I agree. The recent grey-scale thread you reference is a rather extreme example in that there was a fundamental misunderstanding of the difference between subject luminance/reflectance and paper reflectance. It is a common error people make when reading Adams etc. Often people look at the page that shows the patches of grey tones from black to white, and they assume that is the range of reflectances they will be metering.
But aside from such glaring errors, even if one knows what the results should be, the actual design of an appropriate test is often difficult. There are limitations to what kinds of situations we can easily create under controlled conditions, counterintuitive as this may seem at first. And one must be careful not to introduce new sources of error when solving a given experimental problem. This is particularly true when attempting in-camera tests. I was on the right track with the test I originally posted to start this thread, but it was still of limited value because of the inherent constraints.
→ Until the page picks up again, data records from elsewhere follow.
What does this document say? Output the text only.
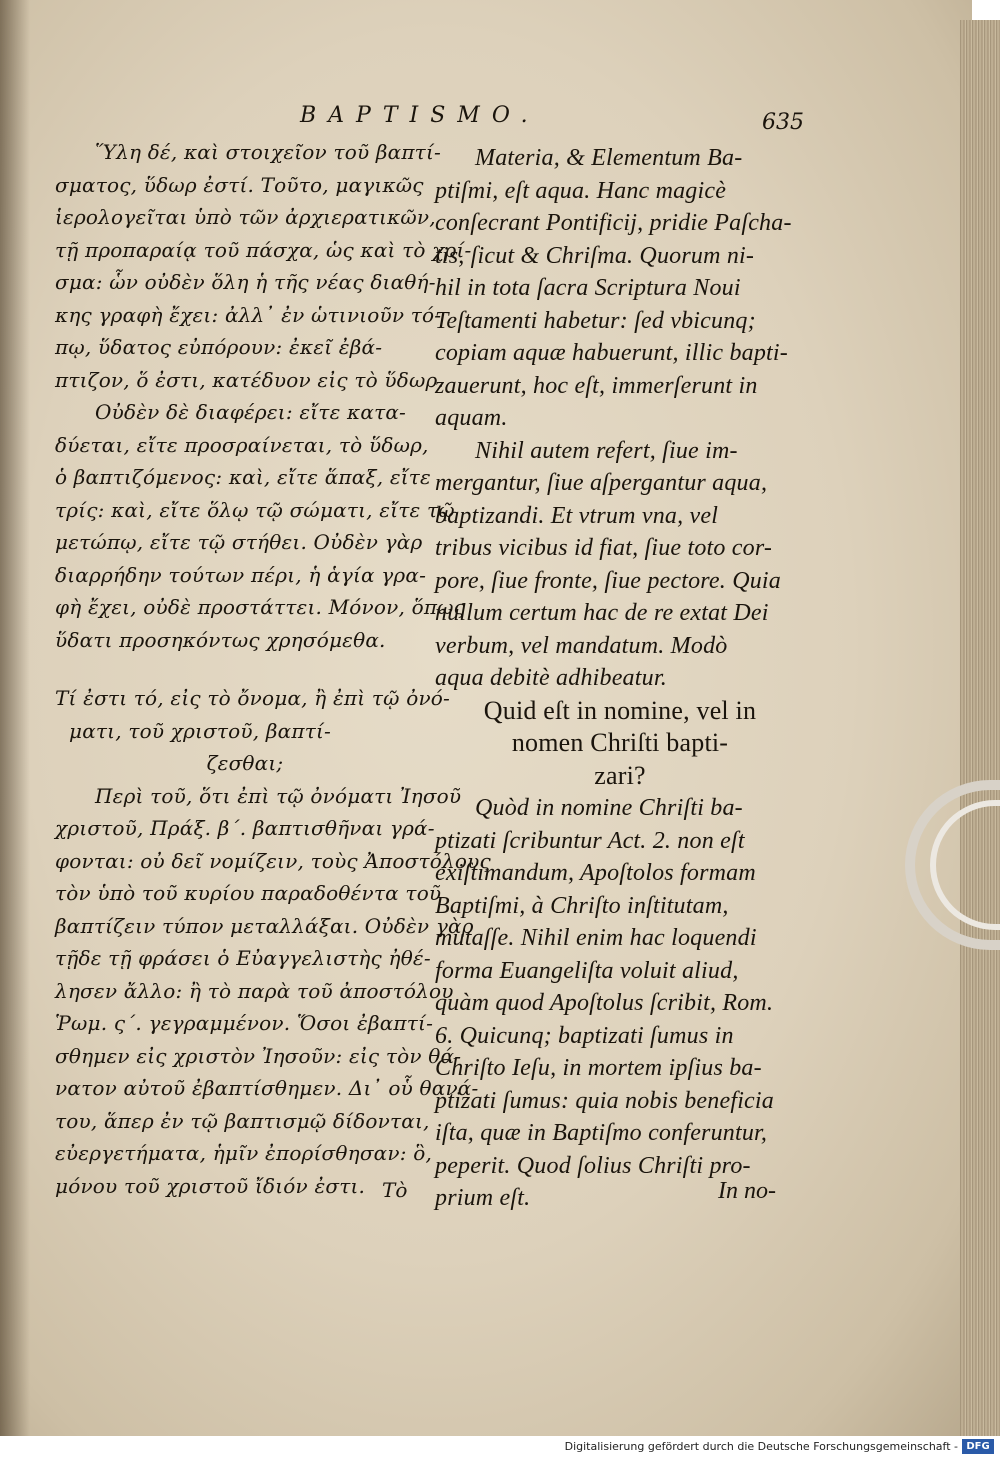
BAPTISMO.	635
Ὕλη δέ, καὶ στοιχεῖον τοῦ βαπτί-
σματος, ὕδωρ ἐστί. Τοῦτο, μαγικῶς
ἱερολογεῖται ὑπὸ τῶν ἀρχιερατικῶν,
τῇ προπαραίᾳ τοῦ πάσχα, ὡς καὶ τὸ χρί-
σμα: ὧν οὐδὲν ὅλη ἡ τῆς νέας διαθή-
κης γραφὴ ἔχει: ἀλλ᾽ ἐν ὡτινιοῦν τό-
πῳ, ὕδατος εὐπόρουν: ἐκεῖ ἐβά-
πτιζον, ὅ ἐστι, κατέδυον εἰς τὸ ὕδωρ.
Οὐδὲν δὲ διαφέρει: εἴτε κατα-
δύεται, εἴτε προσραίνεται, τὸ ὕδωρ,
ὁ βαπτιζόμενος: καὶ, εἴτε ἅπαξ, εἴτε
τρίς: καὶ, εἴτε ὅλῳ τῷ σώματι, εἴτε τῷ
μετώπῳ, εἴτε τῷ στήθει. Οὐδὲν γὰρ
διαρρήδην τούτων πέρι, ἡ ἁγία γρα-
φὴ ἔχει, οὐδὲ προστάττει. Μόνον, ὅπως
ὕδατι προσηκόντως χρησόμεθα.
Τί ἐστι τό, εἰς τὸ ὄνομα, ἢ ἐπὶ τῷ ὀνό-
ματι, τοῦ χριστοῦ, βαπτί-
ζεσθαι;
Περὶ τοῦ, ὅτι ἐπὶ τῷ ὀνόματι Ἰησοῦ
χριστοῦ, Πράξ. β΄. βαπτισθῆναι γρά-
φονται: οὐ δεῖ νομίζειν, τοὺς Ἀποστόλους
τὸν ὑπὸ τοῦ κυρίου παραδοθέντα τοῦ
βαπτίζειν τύπον μεταλλάξαι. Οὐδὲν γὰρ
τῇδε τῇ φράσει ὁ Εὐαγγελιστὴς ἠθέ-
λησεν ἄλλο: ἢ τὸ παρὰ τοῦ ἀποστόλου
Ῥωμ. ς΄. γεγραμμένον. Ὅσοι ἐβαπτί-
σθημεν εἰς χριστὸν Ἰησοῦν: εἰς τὸν θά-
νατον αὐτοῦ ἐβαπτίσθημεν. Δι᾽ οὗ θανά-
του, ἅπερ ἐν τῷ βαπτισμῷ δίδονται,
εὐεργετήματα, ἡμῖν ἐπορίσθησαν: ὃ,
μόνου τοῦ χριστοῦ ἴδιόν ἐστι.
Materia, & Elementum Ba-
ptiſmi, eſt aqua. Hanc magicè
conſecrant Pontificij, pridie Paſcha-
tis, ſicut & Chriſma. Quorum ni-
hil in tota ſacra Scriptura Noui
Teſtamenti habetur: ſed vbicunq;
copiam aquæ habuerunt, illic bapti-
zauerunt, hoc eſt, immerſerunt in
aquam.
Nihil autem refert, ſiue im-
mergantur, ſiue aſpergantur aqua,
baptizandi. Et vtrum vna, vel
tribus vicibus id fiat, ſiue toto cor-
pore, ſiue fronte, ſiue pectore. Quia
nullum certum hac de re extat Dei
verbum, vel mandatum. Modò
aqua debitè adhibeatur.
Quid eſt in nomine, vel in
nomen Chriſti bapti-
zari?
Quòd in nomine Chriſti ba-
ptizati ſcribuntur Act. 2. non eſt
exiſtimandum, Apoſtolos formam
Baptiſmi, à Chriſto inſtitutam,
mutaſſe. Nihil enim hac loquendi
forma Euangeliſta voluit aliud,
quàm quod Apoſtolus ſcribit, Rom.
6. Quicunq; baptizati ſumus in
Chriſto Ieſu, in mortem ipſius ba-
ptizati ſumus: quia nobis beneficia
iſta, quæ in Baptiſmo conferuntur,
peperit. Quod ſolius Chriſti pro-
prium eſt.
Τὸ	In no-
Digitalisierung gefördert durch die Deutsche Forschungsgemeinschaft - DFG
For example, a major constraint in a controlled test for flare is the luminance range we can generate for the target without creating measurement problems.
A possible approach to the flare test would be to mininize the variables in the test. Lock down the camera with the target facing the sun. What ever the camera settings, they shouldn't be touched again during each part of the test. Obviously you should attempt to place the metered exposure at an exposure of 8 / ISO. Meter a gray card and open up 1/2 stop. The target should have have a sufficient range of reflectance to represent an average luminance range.
Shoot the target that has the background completely blacked out. This will not produce zero flare but it will be greatly reduced. Remove the "flag". About 1/3 to 1/2 of the frame should be sky. Shoot the set-up. Include a sensitometric strip in the processing of the test.